Two finely complex supporting turns add depth to the mother-son survival story: Chani, Zendaya's suspicious Fremen soldier, who falls for Paul despite her better judgment; and a roaring and religiously transported Javier Bardem, who, with paternal warmth, does everything possible to fulfill the prophecy. There are gigantic sandworms to ride and surf like waves, vials of blue goo to drink to clarify properties, but “Dune: Part Two” is firmly fixed on the idea of ​​authenticity. At every turn, the script (by Villeneuve and co-writer Jon Spaihts) injects a countervailing critique of Herbert's Arab-inspired setting. Is Paul, her “desert mouse,” a hidden suitor?

Meanwhile, Paul learns to take down spice gatherers and conduct raids, his pale skin covered by glasses and dark shawls. How are we going to receive this gigantic epic of occupation and racial cooptation? It's a hand grenade question that will no doubt be lobbed in “Dune: Part Two,” as it is, at times, in 1962's dizzying “Lawrence of Arabia,” a saga that influenced Herbert. The answer will vary from viewer to viewer, but to these eyes Villeneuve enters what could have been toxic with a conscious sense of fatalism. Scene by scene, Chalamet stirs his character's rise with notes of rage, guilt, unhappiness and syndrome. of the impostor. . Composer Hans Zimmer's drone-laden score never reaches a tone of triumphalism; Much of this film's delicate poise is his.

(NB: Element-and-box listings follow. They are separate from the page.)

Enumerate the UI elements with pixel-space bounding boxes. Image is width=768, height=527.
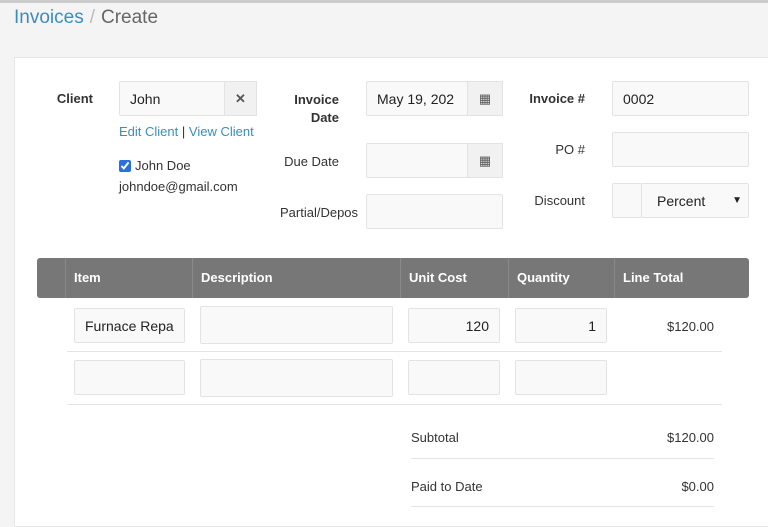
- breadcrumb: Invoices / Create: [14, 7, 158, 29]
- discount-type-value: Percent: [657, 192, 706, 209]
- discount-type-select[interactable]: Percent ▼: [641, 183, 749, 218]
- breadcrumb-separator: /: [89, 7, 95, 28]
- subtotal-value: $120.00: [667, 430, 714, 445]
- col-description: Description: [192, 258, 400, 298]
- row-2-item-input[interactable]: [74, 360, 185, 395]
- breadcrumb-current: Create: [100, 7, 159, 28]
- paid-to-date-label: Paid to Date: [411, 479, 483, 494]
- row-1-quantity-input[interactable]: 1: [515, 308, 607, 343]
- row-1-item-input[interactable]: Furnace Repa: [74, 308, 185, 343]
- row-divider: [67, 351, 722, 352]
- line-items-header: Item Description Unit Cost Quantity Line…: [37, 258, 749, 298]
- due-date-input[interactable]: [366, 143, 468, 178]
- col-line-total: Line Total: [614, 258, 749, 298]
- client-links: Edit Client | View Client: [119, 124, 254, 139]
- due-date-calendar-button[interactable]: ▦: [467, 143, 503, 178]
- row-divider: [67, 404, 722, 405]
- col-item: Item: [65, 258, 192, 298]
- totals-divider: [411, 458, 714, 459]
- discount-label: Discount: [534, 193, 585, 208]
- row-1-description-textarea[interactable]: [200, 306, 393, 344]
- link-separator: |: [181, 124, 186, 139]
- calendar-icon: ▦: [478, 90, 492, 106]
- partial-deposit-label: Partial/Depos: [280, 205, 359, 220]
- client-input[interactable]: John: [119, 81, 225, 116]
- contact-name: John Doe: [135, 158, 191, 173]
- due-date-label: Due Date: [284, 154, 339, 169]
- po-number-label: PO #: [555, 142, 585, 157]
- row-2-unit-cost-input[interactable]: [408, 360, 500, 395]
- col-unit-cost: Unit Cost: [400, 258, 508, 298]
- clear-client-button[interactable]: ✕: [224, 81, 257, 116]
- invoice-number-label: Invoice #: [529, 91, 585, 106]
- partial-deposit-input[interactable]: [366, 194, 503, 229]
- invoice-date-calendar-button[interactable]: ▦: [467, 81, 503, 116]
- row-1-unit-cost-input[interactable]: 120: [408, 308, 500, 343]
- breadcrumb-invoices-link[interactable]: Invoices: [14, 7, 84, 28]
- contact-checkbox[interactable]: [119, 159, 131, 172]
- col-quantity: Quantity: [508, 258, 614, 298]
- subtotal-label: Subtotal: [411, 430, 459, 445]
- contact-email: johndoe@gmail.com: [119, 179, 238, 194]
- calendar-icon: ▦: [478, 152, 492, 168]
- row-1-line-total: $120.00: [667, 319, 714, 334]
- discount-input[interactable]: [612, 183, 642, 218]
- invoice-date-label: Invoice Date: [294, 92, 339, 125]
- row-2-quantity-input[interactable]: [515, 360, 607, 395]
- edit-client-link[interactable]: Edit Client: [119, 124, 178, 139]
- times-icon: ✕: [235, 90, 246, 106]
- invoice-date-input[interactable]: May 19, 202: [366, 81, 468, 116]
- chevron-down-icon: ▼: [732, 195, 742, 206]
- invoice-number-input[interactable]: 0002: [612, 81, 749, 116]
- client-label: Client: [56, 91, 93, 106]
- totals-divider: [411, 506, 714, 507]
- po-number-input[interactable]: [612, 132, 749, 167]
- row-2-description-textarea[interactable]: [200, 359, 393, 397]
- client-contact: John Doe: [119, 158, 191, 173]
- view-client-link[interactable]: View Client: [189, 124, 254, 139]
- paid-to-date-value: $0.00: [681, 479, 714, 494]
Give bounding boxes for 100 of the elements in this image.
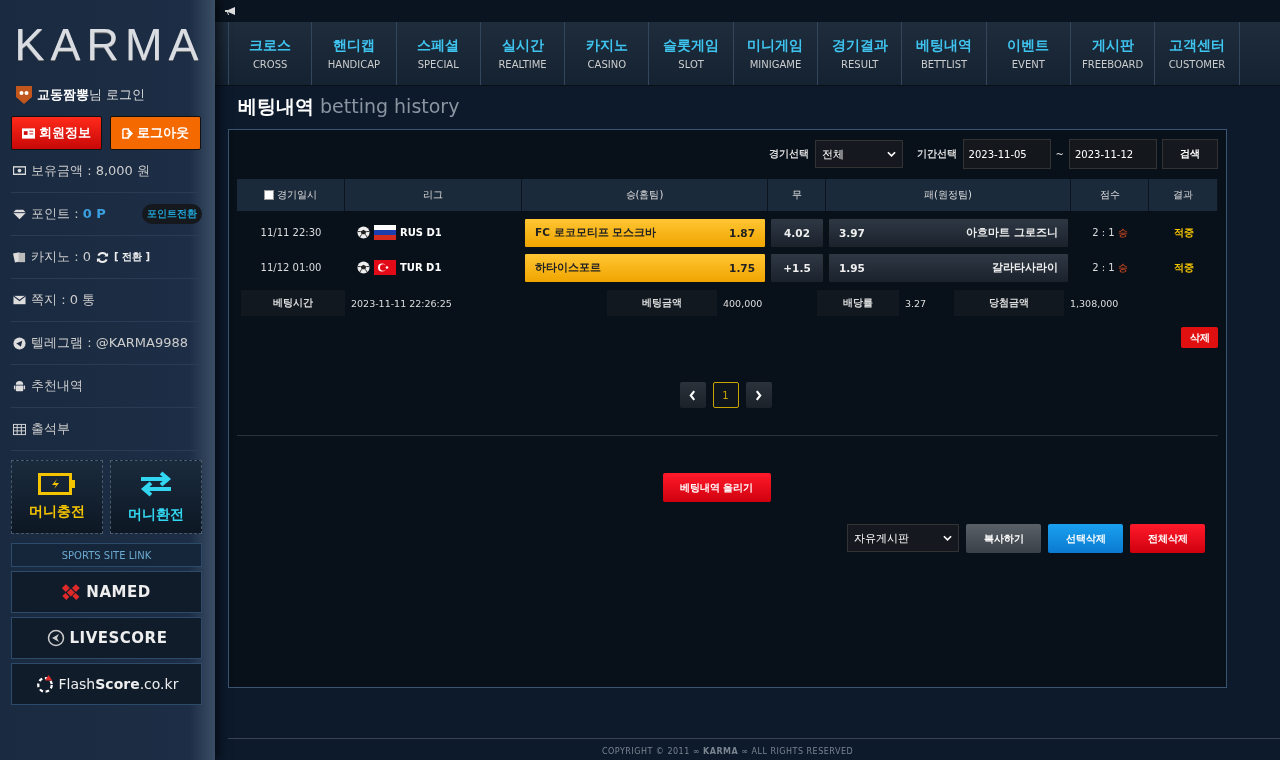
filter-label: 기간선택 xyxy=(916,147,957,161)
summary-label: 베팅금액 xyxy=(607,290,717,316)
russia-flag-icon xyxy=(374,225,396,240)
nav-tab[interactable]: 이벤트 EVENT xyxy=(986,22,1071,85)
info-text: 텔레그램 : @KARMA9988 xyxy=(31,334,189,352)
flashscore-logo-icon xyxy=(34,675,55,693)
nav-tab[interactable]: 크로스 CROSS xyxy=(228,22,313,85)
chevron-down-icon xyxy=(943,535,952,541)
site-link[interactable]: LIVESCORE xyxy=(11,617,202,659)
chevron-down-icon xyxy=(886,151,896,157)
league-name: TUR D1 xyxy=(400,262,442,273)
away-odds-button[interactable]: 1.95 갈라타사라이 xyxy=(828,252,1069,283)
telegram-icon xyxy=(13,336,26,350)
score-text: 2 : 1 승 xyxy=(1092,260,1128,275)
board-select[interactable]: 자유게시판 xyxy=(847,524,959,552)
delete-selected-button[interactable]: 선택삭제 xyxy=(1048,524,1123,553)
copyright-text: COPYRIGHT © 2011 ∞ KARMA ∞ ALL RIGHTS RESERVED xyxy=(600,747,855,756)
nav-tab[interactable]: 경기결과 RESULT xyxy=(818,22,903,85)
summary-value: 1,308,000 xyxy=(1069,297,1119,309)
megaphone-icon xyxy=(224,6,238,16)
money-charge-button[interactable]: 머니충전 xyxy=(11,460,103,534)
nav-tab[interactable]: 고객센터 CUSTOMER xyxy=(1155,22,1240,85)
summary-value: 2023-11-11 22:26:25 xyxy=(350,297,452,309)
nav-tab[interactable]: 카지노 CASINO xyxy=(565,22,650,85)
battery-icon xyxy=(38,473,76,495)
summary-value: 3.27 xyxy=(904,297,927,309)
login-text: 님 로그인 xyxy=(89,86,146,104)
summary-label: 당첨금액 xyxy=(954,290,1064,316)
nav-tab[interactable]: 실시간 REALTIME xyxy=(480,22,566,85)
nav-tab[interactable]: 핸디캡 HANDICAP xyxy=(312,22,397,85)
column-header: 경기일시 xyxy=(277,188,317,202)
envelope-icon xyxy=(13,293,26,307)
chevron-right-icon xyxy=(755,389,762,401)
search-button[interactable]: 검색 xyxy=(1162,139,1218,169)
summary-value: 400,000 xyxy=(722,297,763,309)
delete-all-button[interactable]: 전체삭제 xyxy=(1130,524,1205,553)
info-text: 추천내역 xyxy=(31,377,83,395)
next-page-button[interactable] xyxy=(745,382,772,408)
column-header: 점수 xyxy=(1099,188,1120,202)
home-odds-button[interactable]: FC 로코모티프 모스크바 1.87 xyxy=(524,217,766,248)
info-text: 보유금액 : 8,000 원 xyxy=(31,162,150,180)
livescore-logo-icon xyxy=(45,629,66,647)
point-convert-button[interactable]: 포인트전환 xyxy=(142,204,202,224)
checkbox[interactable] xyxy=(264,190,274,200)
away-odds-button[interactable]: 3.97 아흐마트 그로즈니 xyxy=(828,217,1069,248)
league-name: RUS D1 xyxy=(400,227,442,238)
summary-label: 배당률 xyxy=(817,290,899,316)
info-text: 포인트 : 0 P xyxy=(31,205,106,223)
nav-tab[interactable]: 미니게임 MINIGAME xyxy=(733,22,819,85)
site-link[interactable]: FlashScore.co.kr xyxy=(11,663,202,705)
calendar-icon xyxy=(13,422,26,436)
upload-bets-button[interactable]: 베팅내역 올리기 xyxy=(662,473,771,502)
column-header: 무 xyxy=(791,188,802,202)
site-link[interactable]: NAMED xyxy=(11,571,202,613)
convert-link[interactable]: [ 전환 ] xyxy=(113,250,151,264)
logout-icon xyxy=(122,127,133,139)
member-info-button[interactable]: 회원정보 xyxy=(11,116,102,150)
turkey-flag-icon xyxy=(374,260,396,275)
nav-tab[interactable]: 베팅내역 BETTLIST xyxy=(902,22,987,85)
delete-button[interactable]: 삭제 xyxy=(1181,327,1218,348)
info-text: 카지노 : 0 xyxy=(31,248,91,266)
link-header: SPORTS SITE LINK xyxy=(11,543,202,567)
username: 교동짬뽕 xyxy=(37,86,89,104)
id-card-icon xyxy=(22,127,35,139)
refresh-icon xyxy=(95,250,109,264)
draw-odds-button[interactable]: +1.5 xyxy=(770,252,824,283)
column-header: 리그 xyxy=(423,188,443,202)
info-text: 쪽지 : 0 통 xyxy=(31,291,96,309)
summary-label: 베팅시간 xyxy=(241,290,345,316)
game-select[interactable]: 전체 xyxy=(814,140,903,168)
diamond-icon xyxy=(13,207,26,221)
column-header: 결과 xyxy=(1173,188,1193,202)
table-cell: 11/11 22:30 xyxy=(260,227,322,238)
chevron-left-icon xyxy=(689,389,696,401)
copy-button[interactable]: 복사하기 xyxy=(966,524,1041,553)
column-header: 승(홈팀) xyxy=(625,188,664,202)
range-separator: ~ xyxy=(1055,148,1064,160)
home-odds-button[interactable]: 하타이스포르 1.75 xyxy=(524,252,766,283)
table-cell: 11/12 01:00 xyxy=(260,262,322,273)
nav-tab[interactable]: 게시판 FREEBOARD xyxy=(1070,22,1156,85)
draw-odds-button[interactable]: 4.02 xyxy=(770,217,824,248)
column-header: 패(원정팀) xyxy=(924,188,972,202)
page-button[interactable]: 1 xyxy=(712,382,739,408)
info-text: 출석부 xyxy=(31,420,70,438)
page-subtitle: betting history xyxy=(320,95,460,117)
score-text: 2 : 1 승 xyxy=(1092,225,1128,240)
result-text: 적중 xyxy=(1173,260,1194,275)
filter-label: 경기선택 xyxy=(768,147,809,161)
date-field[interactable]: 2023-11-05 xyxy=(962,139,1051,169)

Then, in the blink of an eye, the film executes a surprising transformation, cutting to the spoiled milk palette of Giedi Prime, an overindustrialized hell lit by a “black sun” where a young future baron presents a cosmic challenge to the Paul's cosmic birthright. . (Boldly, cinematographer Greig Fraser shoehorns in an entire second film shot in silver monochrome.) Austin Butler's engagement to “Elvis” was the stuff of legend, but his creepy Feyd-Rautha Harkonnen may be just as impressive: a pale monster and hairless prone to roars and dark appetites. These scenes – futuristic fascist demonstrations and gladiator stabbings – elevate all of “Dune” into a realm of sinister risks. You lean towards the confrontation that is inevitable.

There are still elements of Herbert's saga that no filmmaker, not even one as thoughtful as Villeneuve, can resolve. She Has Too Many Royal Princesses: Here she is played by Florence Pugh in a role that is almost as thankless as the one Lynch gave to Virginia Madsen. She cannot be the final prize of such an important battle. And the idea of ​​a holy war revolving around the last-minute rediscovery of “family atomic” seems a little stuck in the 1960s, even if it's masterminded by a scruffy presence as likable as Josh Brolin.

But has the final stretch of a movie ever leaned so much on an actor's quivering chin? Zendaya struggles with the ramifications of the Paul of him becoming fierce, vengeful and oh-so-political. Chalamet stomps and the camera shakes.

“Dune: Part Two” is not a battle for freedom won, but rather the beginning of something much more cynical, the potential for an entire universe to explode in flames. Villeneuve has hit one of Hollywood's big bets of recent times, delivering a two-part epic full of literary nuance, timely meaning and perhaps even the promise of one or two more films. Like that baby who speaks in the womb, he speaks of what is to come more than we can imagine.